L’appropriation culturelle, de quoi parle-t-on ?

« Nous comprenons que nous avons blessé beaucoup de nos frères et sœurs musulmans, et j’en suis absolument rebutée. Je n’aime pas jouer avec le manque de respect envers Dieu ou aucune autre religion. De fait, l’usage de ce morceau dans notre projet était complètement irresponsable.», déclare la chanteuse Rihanna sur son compte Instagram le 6 octobre. La jeune femme a, en effet, suscité la polémique autour de son défilé de lingerie « Savage x Fenty » le 2 octobre dernier. L’utilisation d’une chanson comportant des extraits d’un Hadith, texte sacré dans l’Islam, a entrainé des flots de critiques sur les réseaux sociaux, l’accusant d’irrespect envers la religion musulmane ainsi que d’appropriation culturelle. Mais qu’est-ce que l’appropriation culturelle ? C’est ni plus ni moins que la lutte des classes appliquée aux différentes cultures. Sont accusés les agents d’une culture considérée comme dominante, qui récupèrerait certaines pratiques, symboles ou représentations caractéristiques d’une culture « minoritaire » à des fins mercantiles. Rihanna n’est pas la seule à en avoir fait les frais : Dior avait été contraint de ne plus diffuser une publicité pour son parfum « Sauvage » qui empruntait de nombreux éléments esthétiques à la culture amérindienne. Le point commun entre les différentes campagnes de communication concernées, est le fait que l’utilisation de codes culturels étrangers vient d’un « bon sentiment » : il n’y a jamais volonté de nuire à la culture en question. L’objectif – ou du moins l’objectif manifeste – est souvent de les mettre en valeur : on cherche à célébrer toutes les cultures, dans une optique de reconnaissance. Pourtant, l’avalanche de retours négatifs est toujours au rendez-vous. Il convient alors de s’intéresser à l’origine de ce malaise.

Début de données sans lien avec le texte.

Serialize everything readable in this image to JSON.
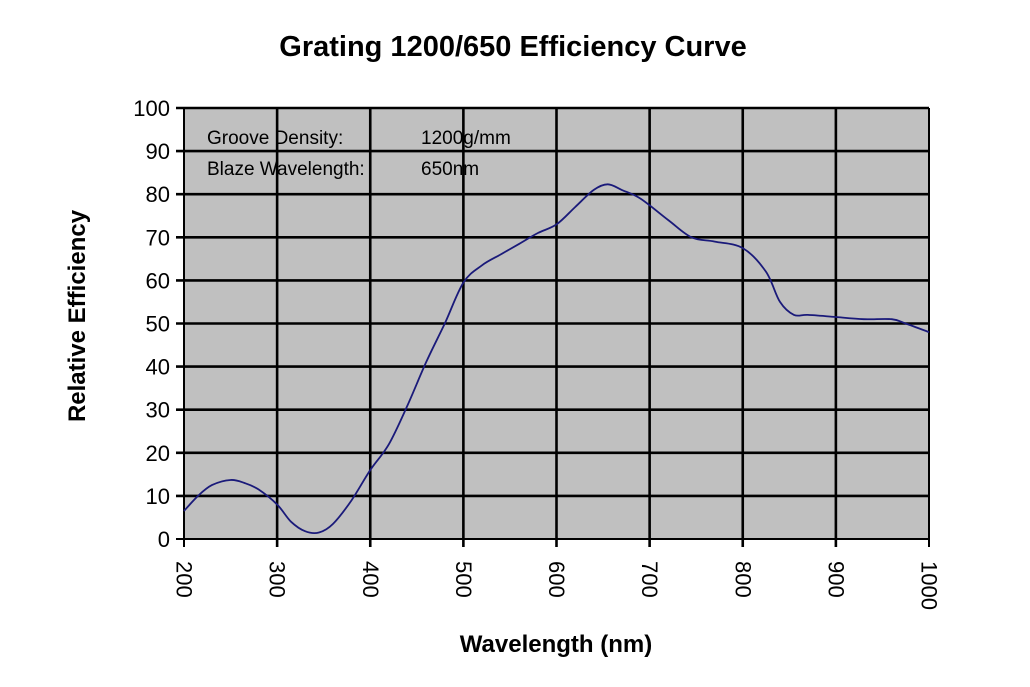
{
  "chart_data": {
    "type": "line",
    "title": "Grating 1200/650 Efficiency Curve",
    "xlabel": "Wavelength (nm)",
    "ylabel": "Relative Efficiency",
    "xlim": [
      200,
      1000
    ],
    "ylim": [
      0,
      100
    ],
    "xticks": [
      "200",
      "300",
      "400",
      "500",
      "600",
      "700",
      "800",
      "900",
      "1000"
    ],
    "yticks": [
      "0",
      "10",
      "20",
      "30",
      "40",
      "50",
      "60",
      "70",
      "80",
      "90",
      "100"
    ],
    "grid": true,
    "colors": {
      "plot_bg": "#c0c0c0",
      "line": "#1a1a7a",
      "grid": "#000000"
    },
    "annotations": {
      "groove_label": "Groove Density:",
      "groove_value": "1200g/mm",
      "blaze_label": "Blaze Wavelength:",
      "blaze_value": "650nm"
    },
    "series": [
      {
        "name": "Efficiency",
        "x": [
          200,
          215,
          230,
          250,
          265,
          280,
          300,
          315,
          330,
          345,
          360,
          380,
          400,
          420,
          440,
          460,
          480,
          500,
          520,
          540,
          560,
          580,
          600,
          620,
          640,
          655,
          670,
          690,
          720,
          745,
          770,
          800,
          825,
          840,
          855,
          870,
          900,
          930,
          960,
          975,
          1000
        ],
        "y": [
          6.5,
          10,
          12.5,
          13.7,
          13,
          11.5,
          8,
          4,
          1.8,
          1.5,
          3.5,
          9,
          16,
          22,
          31,
          41,
          50,
          59.5,
          63.5,
          66,
          68.5,
          71,
          73,
          77,
          81,
          82.3,
          81,
          79,
          74,
          70,
          69,
          67.5,
          62,
          55,
          52,
          52,
          51.5,
          51,
          51,
          50,
          48
        ]
      }
    ]
  }
}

Images tirées de la publicité Dior pour leur parfum « Sauvage »
Des symboles culturels au service d’une logique consumériste et uniformisante

L’un des principaux reproches faits à l’encontre de cette pratique est qu’elle instrumentaliserait des éléments culturels d’une grande force symbolique, les vidant de leur substance, afin d’en tirer une valeur marchande. C’est ce qui a motivé les accusations à l’encontre de Disney, qui avait commercialisé en 2017 un costume pour enfants – depuis retiré de la vente – tiré d’un personnage du film Vaiana, dont les tatouages renvoyaient à la culture polynésienne. En effet, l’Homme à un rapport presque sacré à la culture, car elle relève de l’histoire des peuples et permet leur perpétuation. Ce lien émotionnel fort en fait donc un levier marketing attrayant, au risque de se faire accuser d’une utilisation hypocrite et intéressée. Ainsi, plus qu’une réelle « appropriation culturelle », on peut dénoncer une forme d’acculturation par la mode, qui désacralise la culture en la transformant en produit de consommation interchangeable.

Costume de « Maui », personnage du film « Vaiana » de Disney

D’ailleurs, si la mode est à la récupération d’éléments de différentes cultures dites « minoritaires », c’est parce que cette démarche s’inscrit dans un mouvement plus général d’uniformisation culturelle. En effet, la mondialisation et le néolibéralisme ont poussé à l’imposition d’un modèle culturel se voulant global, fondé sur le modèle américain. Le multiculturalisme qui est ici célébré n’en a que le nom, c’est une vision vidée de sens et américanisée. C’est d’ailleurs – dans un autre registre – le reproche qui avait été fait à la chanteuse Beyoncé, avec son film « Black is King », considéré comme la représentation d’un fantasme étatsunien de l’Afrique, teinté de clichés. On peut donc considérer que, dans de nombreuses campagnes de communication, la culture fait office de langage volé pour nourrir un mythe, au sens de Roland Barthes, c’est-à-dire que ces symboles, pratiques ou représentations vont être utilisés comme cadre pour transmettre, à travers eux, un message idéologique : celui d’un sans-frontiérisme culturel.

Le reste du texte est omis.